«Nous devons tous faire grève maintenant»: les travailleurs de l'automobile exigent une grève totale pour briser la résistance des constructeurs à leurs revendications

Travailleurs en grève à l’usine d’assemblage Ford Michigan

Deux semaines et demie après l’expiration de leurs conventions collectives, les travailleurs de la base se rendent de plus en plus compte qu’ils doivent mener une lutte sans compromis non seulement contre les trusts mais aussi contre leurs laquais dans la bureaucratie syndicale de l’UAW.

Dans les usines et sur les piquets de grève à travers les États-Unis, les travailleurs discutent de l'impasse de la «politique de grève debout» du président de l'UAW, Shawn Fain – qui a maintenu quatre membres de l'UAW sur cinq à leurs postes de travail à fabriquer des profits pour les trusts – et de la nécessité d’une grève totale des 146 000 travailleurs de GM, Ford et Stellantis.

Des milliers de travailleurs supplémentaires sont impatients de rejoindre la grève, tant chez les Trois Grands constructeurs qu’ailleurs. Chez Mack Trucks, 3 000 membres de l'UAW faisaient pression à minuit à l'expiration de leur contrat pour se mettre en grève, mais tout au long de la journée les responsables syndicaux ont tenu les travailleurs dans l'ignorance de leurs discussions avec la direction.

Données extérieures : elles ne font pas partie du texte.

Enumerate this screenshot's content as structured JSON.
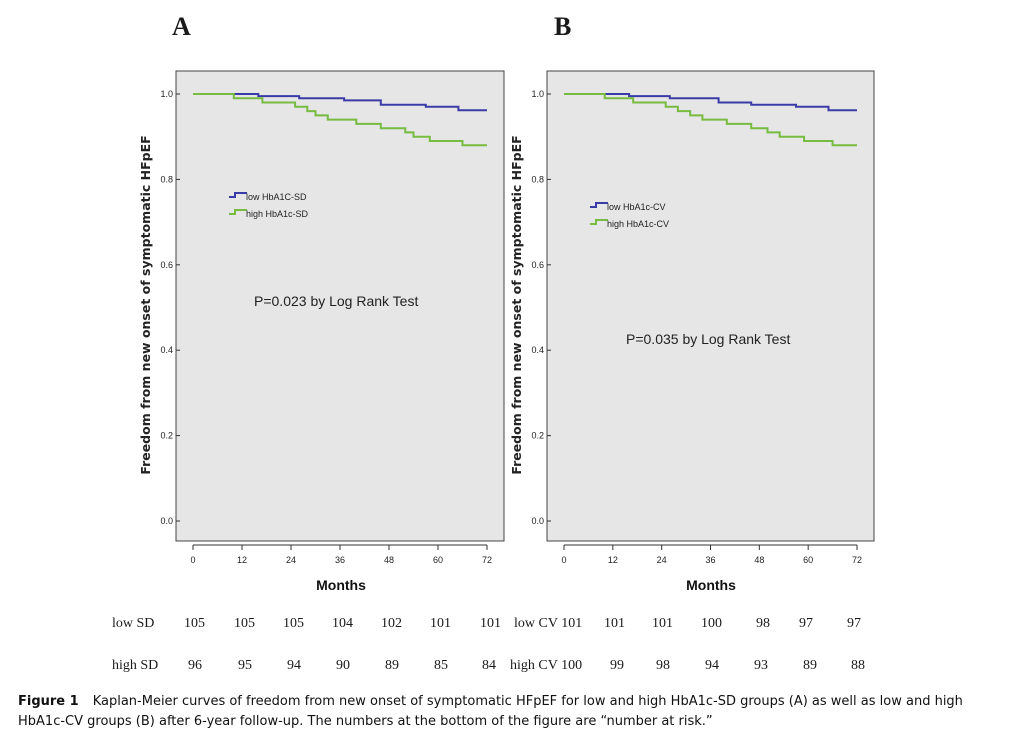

« La plupart des ouvriers de l'usine regardaient Fain sur leurs portables vendredi dernier et attendaient qu'il nous appelle à faire grève », dit Hannah, une jeune intérimaire à temps partiel chez Stellantis dans le Michigan et membre du comité de la base de Warren Truck. « On pouvait voir la déception sur tous les visages quand il les a laissé tomber encore une fois. »

«Maintenant, ils ne planifient pas de travail pour les intérimaires. La semaine dernière, je n'ai travaillé que 12 heures et mon chèque était de 198 $ pour toute une semaine. Je dois mon loyer et j'ai déjà reçu des avis de coupure de la compagnie d'électricité. Ils nous mènent en bateau et prennent notre argent parce qu'ils pensent qu’on va mordre à une « prime à la signature » quand ils essaieront de nous vendre un contrat pourri. Mais on ne va pas accepter une espèce de contrat au rabais. On doit tous faire grève maintenant.

Rob, un gréviste du complexe Toledo Jeep, a pris la parole dimanche lors d'un forum en ligne parrainé par le Réseau des comités de base des travailleurs de l'automobile. «Dès le début de cette ‘grève debout’ Shawn Fain nous a enlevé notre plus grande force: notre nombre. Il parle constamment de démocratie mais il refuse à la grande majorité des 98 pour cent de travailleurs qui ont voté pour la grève, démocratiquement bien sûr, leur droit de faire grève. Cela fait que ceux qui travaillent encore sans contrat sont complètement vulnérables face à la volonté des entreprises contre lesquelles ils ont voté la grève.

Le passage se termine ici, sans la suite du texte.